The Fremantle Team of Legends was selected to recognise legends of Australian rules football in Fremantle, Western Australia.

== Selection criteria ==
The main selection criteria for players selected in the team was that they must have played 100 games for either of the Fremantle-based WAFA/WAFL/WANFL clubs. The players must have also been significant figures in Australian rules football and their club(s).

===Selectors ===
Choosing the team were:
- John O'Connell (Claremont Football Club player) – chairman
- Brian Atkinson – football historian
- Tony Parentich (South Fremantle Football Club player)
- Laurie Nugent (East Fremantle Football Club player)
- Trevor Sprigg (East Fremantle Football Club player)
- George Grljusich – football commentator

==Team==
The final selected team was announced at the Foundation Day Derby Ball on 2 June 2007. It also involved the commissioning of a jumper to commemorate the team which consisted of the colours of the two Fremantle WAFL teams. The sleeveless jumper is predominantly white with red trimming around the neck and sleeve lines and two blue thin hoops around the stomach region with a Titan holding a shield in the left hand and sword in the right.
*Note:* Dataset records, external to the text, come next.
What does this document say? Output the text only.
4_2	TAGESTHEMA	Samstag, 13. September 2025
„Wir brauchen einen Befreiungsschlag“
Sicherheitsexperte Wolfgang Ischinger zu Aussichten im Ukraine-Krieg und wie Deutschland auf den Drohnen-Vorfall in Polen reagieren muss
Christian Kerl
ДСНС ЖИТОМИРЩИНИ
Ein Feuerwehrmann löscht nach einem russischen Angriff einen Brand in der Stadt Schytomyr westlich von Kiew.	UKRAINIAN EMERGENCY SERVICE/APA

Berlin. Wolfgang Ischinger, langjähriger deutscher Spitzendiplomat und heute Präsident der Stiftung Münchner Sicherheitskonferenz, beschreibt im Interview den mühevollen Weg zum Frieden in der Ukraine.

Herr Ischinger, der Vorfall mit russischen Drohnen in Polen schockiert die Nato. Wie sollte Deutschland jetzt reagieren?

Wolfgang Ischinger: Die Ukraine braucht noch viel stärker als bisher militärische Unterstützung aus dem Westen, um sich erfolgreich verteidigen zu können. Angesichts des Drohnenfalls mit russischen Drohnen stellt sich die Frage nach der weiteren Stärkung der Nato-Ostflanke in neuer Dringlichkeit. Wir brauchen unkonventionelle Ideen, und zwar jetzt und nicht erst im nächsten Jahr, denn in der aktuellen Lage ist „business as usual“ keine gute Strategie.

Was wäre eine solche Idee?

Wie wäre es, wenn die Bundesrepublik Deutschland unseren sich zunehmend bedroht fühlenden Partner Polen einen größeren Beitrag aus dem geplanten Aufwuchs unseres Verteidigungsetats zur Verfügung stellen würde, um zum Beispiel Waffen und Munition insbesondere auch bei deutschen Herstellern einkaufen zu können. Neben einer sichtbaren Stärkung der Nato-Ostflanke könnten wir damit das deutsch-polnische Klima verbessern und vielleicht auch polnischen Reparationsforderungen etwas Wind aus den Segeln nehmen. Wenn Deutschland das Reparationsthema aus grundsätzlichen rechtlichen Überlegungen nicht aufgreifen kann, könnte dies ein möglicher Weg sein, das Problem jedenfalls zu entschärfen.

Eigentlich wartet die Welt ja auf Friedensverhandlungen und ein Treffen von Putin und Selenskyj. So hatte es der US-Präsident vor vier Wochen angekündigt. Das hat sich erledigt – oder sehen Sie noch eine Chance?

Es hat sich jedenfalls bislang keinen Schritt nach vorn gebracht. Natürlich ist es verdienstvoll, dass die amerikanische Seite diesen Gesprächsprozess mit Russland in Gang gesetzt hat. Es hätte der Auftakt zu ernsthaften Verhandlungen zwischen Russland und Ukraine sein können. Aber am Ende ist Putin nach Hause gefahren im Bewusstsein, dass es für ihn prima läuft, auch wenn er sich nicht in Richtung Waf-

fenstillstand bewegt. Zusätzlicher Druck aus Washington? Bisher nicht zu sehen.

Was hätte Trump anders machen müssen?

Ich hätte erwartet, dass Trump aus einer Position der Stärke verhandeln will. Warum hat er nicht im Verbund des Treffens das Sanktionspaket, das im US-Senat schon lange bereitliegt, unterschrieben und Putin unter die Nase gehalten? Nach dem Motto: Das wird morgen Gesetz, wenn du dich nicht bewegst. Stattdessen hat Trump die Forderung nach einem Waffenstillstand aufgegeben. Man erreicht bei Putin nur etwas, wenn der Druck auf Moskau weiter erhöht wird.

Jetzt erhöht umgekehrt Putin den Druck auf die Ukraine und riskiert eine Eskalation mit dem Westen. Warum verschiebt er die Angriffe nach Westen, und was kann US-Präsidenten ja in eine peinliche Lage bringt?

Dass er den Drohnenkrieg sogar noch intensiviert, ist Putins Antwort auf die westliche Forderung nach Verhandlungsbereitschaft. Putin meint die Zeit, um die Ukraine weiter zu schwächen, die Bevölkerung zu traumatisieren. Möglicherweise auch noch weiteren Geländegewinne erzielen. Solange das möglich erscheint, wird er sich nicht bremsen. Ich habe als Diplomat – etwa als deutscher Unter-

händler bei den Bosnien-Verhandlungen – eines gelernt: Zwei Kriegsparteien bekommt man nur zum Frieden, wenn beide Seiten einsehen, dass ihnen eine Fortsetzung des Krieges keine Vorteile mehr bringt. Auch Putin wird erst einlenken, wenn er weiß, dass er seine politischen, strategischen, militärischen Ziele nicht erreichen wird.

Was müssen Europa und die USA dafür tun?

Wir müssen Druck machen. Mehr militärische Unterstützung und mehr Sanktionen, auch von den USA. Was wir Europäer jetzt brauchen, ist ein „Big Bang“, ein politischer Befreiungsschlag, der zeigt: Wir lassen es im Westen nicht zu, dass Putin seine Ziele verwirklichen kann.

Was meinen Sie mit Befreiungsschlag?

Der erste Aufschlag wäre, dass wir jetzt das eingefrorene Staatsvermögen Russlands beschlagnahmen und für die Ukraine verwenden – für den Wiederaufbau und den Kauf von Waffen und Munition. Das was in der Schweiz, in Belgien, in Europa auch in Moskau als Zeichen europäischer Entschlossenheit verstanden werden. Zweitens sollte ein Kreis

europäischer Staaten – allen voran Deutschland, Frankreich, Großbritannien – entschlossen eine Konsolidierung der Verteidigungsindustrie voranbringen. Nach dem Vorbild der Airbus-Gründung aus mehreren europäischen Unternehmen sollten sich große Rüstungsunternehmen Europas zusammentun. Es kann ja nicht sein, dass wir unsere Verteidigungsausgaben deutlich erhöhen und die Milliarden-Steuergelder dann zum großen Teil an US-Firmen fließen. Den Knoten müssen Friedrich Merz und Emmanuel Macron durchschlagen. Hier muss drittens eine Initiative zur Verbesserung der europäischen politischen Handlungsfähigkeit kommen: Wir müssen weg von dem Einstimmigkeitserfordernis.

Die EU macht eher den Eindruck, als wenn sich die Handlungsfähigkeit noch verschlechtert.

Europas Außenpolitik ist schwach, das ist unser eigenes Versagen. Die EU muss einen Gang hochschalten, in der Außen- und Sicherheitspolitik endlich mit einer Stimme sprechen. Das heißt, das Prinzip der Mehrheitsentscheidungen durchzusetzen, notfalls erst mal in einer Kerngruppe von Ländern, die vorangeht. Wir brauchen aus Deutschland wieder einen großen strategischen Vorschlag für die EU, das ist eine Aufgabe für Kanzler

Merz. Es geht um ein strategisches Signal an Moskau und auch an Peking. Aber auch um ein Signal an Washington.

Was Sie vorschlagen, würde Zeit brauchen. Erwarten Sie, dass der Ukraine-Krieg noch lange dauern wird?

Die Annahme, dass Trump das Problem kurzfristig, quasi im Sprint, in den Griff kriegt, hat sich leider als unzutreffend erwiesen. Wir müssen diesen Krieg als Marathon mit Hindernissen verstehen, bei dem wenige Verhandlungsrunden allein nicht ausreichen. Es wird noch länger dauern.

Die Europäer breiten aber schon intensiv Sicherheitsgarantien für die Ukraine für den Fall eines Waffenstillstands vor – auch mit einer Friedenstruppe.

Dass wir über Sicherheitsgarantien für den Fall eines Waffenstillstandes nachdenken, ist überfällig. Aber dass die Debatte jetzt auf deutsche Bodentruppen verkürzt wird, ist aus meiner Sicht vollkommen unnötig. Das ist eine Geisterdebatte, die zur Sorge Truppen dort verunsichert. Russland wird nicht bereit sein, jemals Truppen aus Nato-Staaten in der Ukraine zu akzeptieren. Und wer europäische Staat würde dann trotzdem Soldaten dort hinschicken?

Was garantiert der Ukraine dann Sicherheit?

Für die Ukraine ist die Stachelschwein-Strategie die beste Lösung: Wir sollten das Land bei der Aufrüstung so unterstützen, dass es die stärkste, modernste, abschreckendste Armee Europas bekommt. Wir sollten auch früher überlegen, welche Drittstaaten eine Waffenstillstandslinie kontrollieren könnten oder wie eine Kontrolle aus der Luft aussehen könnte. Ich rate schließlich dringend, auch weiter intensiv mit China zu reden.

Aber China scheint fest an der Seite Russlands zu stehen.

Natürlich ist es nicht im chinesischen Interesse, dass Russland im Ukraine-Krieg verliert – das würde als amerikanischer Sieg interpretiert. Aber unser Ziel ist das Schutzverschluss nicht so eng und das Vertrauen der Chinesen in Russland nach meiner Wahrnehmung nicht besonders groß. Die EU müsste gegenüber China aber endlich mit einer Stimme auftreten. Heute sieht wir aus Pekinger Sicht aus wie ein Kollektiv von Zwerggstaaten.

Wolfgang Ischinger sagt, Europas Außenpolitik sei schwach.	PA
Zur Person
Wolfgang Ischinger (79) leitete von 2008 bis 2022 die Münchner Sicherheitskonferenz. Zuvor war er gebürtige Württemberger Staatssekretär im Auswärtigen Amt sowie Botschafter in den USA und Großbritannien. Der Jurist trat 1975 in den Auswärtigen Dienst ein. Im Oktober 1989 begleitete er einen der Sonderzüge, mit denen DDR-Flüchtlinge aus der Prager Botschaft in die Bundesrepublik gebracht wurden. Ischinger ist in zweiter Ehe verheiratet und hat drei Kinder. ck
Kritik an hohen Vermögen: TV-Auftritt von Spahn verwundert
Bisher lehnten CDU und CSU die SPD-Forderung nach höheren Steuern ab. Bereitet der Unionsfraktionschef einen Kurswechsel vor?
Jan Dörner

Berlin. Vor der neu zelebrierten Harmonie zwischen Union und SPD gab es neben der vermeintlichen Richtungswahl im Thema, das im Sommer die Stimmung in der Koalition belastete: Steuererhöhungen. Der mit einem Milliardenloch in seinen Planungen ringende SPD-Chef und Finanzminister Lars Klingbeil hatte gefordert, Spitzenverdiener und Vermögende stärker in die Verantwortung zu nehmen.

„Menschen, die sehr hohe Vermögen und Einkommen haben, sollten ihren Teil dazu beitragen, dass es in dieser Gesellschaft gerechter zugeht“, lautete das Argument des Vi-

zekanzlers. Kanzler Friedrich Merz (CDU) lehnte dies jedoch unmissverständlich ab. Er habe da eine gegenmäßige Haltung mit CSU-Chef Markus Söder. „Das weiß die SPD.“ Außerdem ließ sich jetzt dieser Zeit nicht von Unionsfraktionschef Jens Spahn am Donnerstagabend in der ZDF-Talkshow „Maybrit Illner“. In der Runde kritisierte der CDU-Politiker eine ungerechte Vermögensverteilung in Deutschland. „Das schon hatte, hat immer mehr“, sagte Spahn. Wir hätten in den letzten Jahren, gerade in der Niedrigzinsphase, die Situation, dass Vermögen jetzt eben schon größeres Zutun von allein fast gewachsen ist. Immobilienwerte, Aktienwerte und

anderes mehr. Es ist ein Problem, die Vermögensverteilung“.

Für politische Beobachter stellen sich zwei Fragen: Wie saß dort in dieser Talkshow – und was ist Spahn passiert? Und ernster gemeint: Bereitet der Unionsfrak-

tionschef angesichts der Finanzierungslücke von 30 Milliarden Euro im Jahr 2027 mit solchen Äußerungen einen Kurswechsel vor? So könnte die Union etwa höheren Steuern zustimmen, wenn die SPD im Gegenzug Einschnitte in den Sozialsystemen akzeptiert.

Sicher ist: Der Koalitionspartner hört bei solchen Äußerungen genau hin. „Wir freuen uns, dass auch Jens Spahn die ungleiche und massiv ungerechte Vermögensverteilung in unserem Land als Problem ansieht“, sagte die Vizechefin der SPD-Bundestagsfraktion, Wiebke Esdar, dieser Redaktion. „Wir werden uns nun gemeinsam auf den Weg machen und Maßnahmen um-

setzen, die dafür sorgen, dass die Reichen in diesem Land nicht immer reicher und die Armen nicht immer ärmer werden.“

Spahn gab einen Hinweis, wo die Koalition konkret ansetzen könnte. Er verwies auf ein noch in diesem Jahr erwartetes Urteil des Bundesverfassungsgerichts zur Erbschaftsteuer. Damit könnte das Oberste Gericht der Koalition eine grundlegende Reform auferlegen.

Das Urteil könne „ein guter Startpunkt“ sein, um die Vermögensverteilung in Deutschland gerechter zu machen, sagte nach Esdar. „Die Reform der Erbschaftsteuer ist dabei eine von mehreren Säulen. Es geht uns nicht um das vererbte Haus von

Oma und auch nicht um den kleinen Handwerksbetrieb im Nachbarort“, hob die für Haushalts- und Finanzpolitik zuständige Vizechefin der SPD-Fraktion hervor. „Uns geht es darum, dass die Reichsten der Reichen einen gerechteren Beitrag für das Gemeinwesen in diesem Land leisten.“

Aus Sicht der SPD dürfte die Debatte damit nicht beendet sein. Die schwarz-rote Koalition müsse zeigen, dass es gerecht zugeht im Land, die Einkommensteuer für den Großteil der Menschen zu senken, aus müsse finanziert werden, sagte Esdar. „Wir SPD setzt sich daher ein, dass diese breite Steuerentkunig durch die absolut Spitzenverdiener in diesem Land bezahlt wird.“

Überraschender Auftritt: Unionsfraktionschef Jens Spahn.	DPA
The word "Fremantle" is above the Titan and "Legends" is below the Titan.

Fremantle Team of Legends
| B: | Brad Hardie (South Fremantle) | Con Regan (East Fremantle) | Jack Clarke (East Fremantle) |
| HB: | Norm Rogers (East Fremantle) | Frank Jenkins (South Fremantle) | Carlisle Jarvis (East Fremantle) |
| C: | John Todd (South Fremantle) | Ray Sorrell (East Fremantle) | William 'Nipper' Truscott (East Fremantle) |
| HF: | Len Crabbe (South Fremantle) | John Gerovich (South Fremantle) | Maurice Rioli (South Fremantle) |
| F: | Jack Sheedy (East Fremantle) – co-captain | Bernie Naylor (South Fremantle) | George Doig (East Fremantle) |
| Foll: | Stephen Michael (South Fremantle) | Brian Peake (East Fremantle) | Steve Marsh (East Fremantle) – co-captain |
| Int: | Doug Green (East Fremantle) | Tom Grljusich (South Fremantle) | Graham Melrose (East Fremantle) |
| Dave Woods (East Fremantle) |  |  |
| Coach: | Jerry Dolan (East Fremantle) |  |  |

==See also==
- Greek Team of the Century
- VFL/AFL Italian Team of the Century
- Indigenous Team of the Century

==Notes==
- East Fremantle has 12 players and South Fremantle 10 players in the team
- The team consisted of 8 Sandover Medallists, 18 WAFL Hall of Fame members and 6 AFL Hall of Fame members.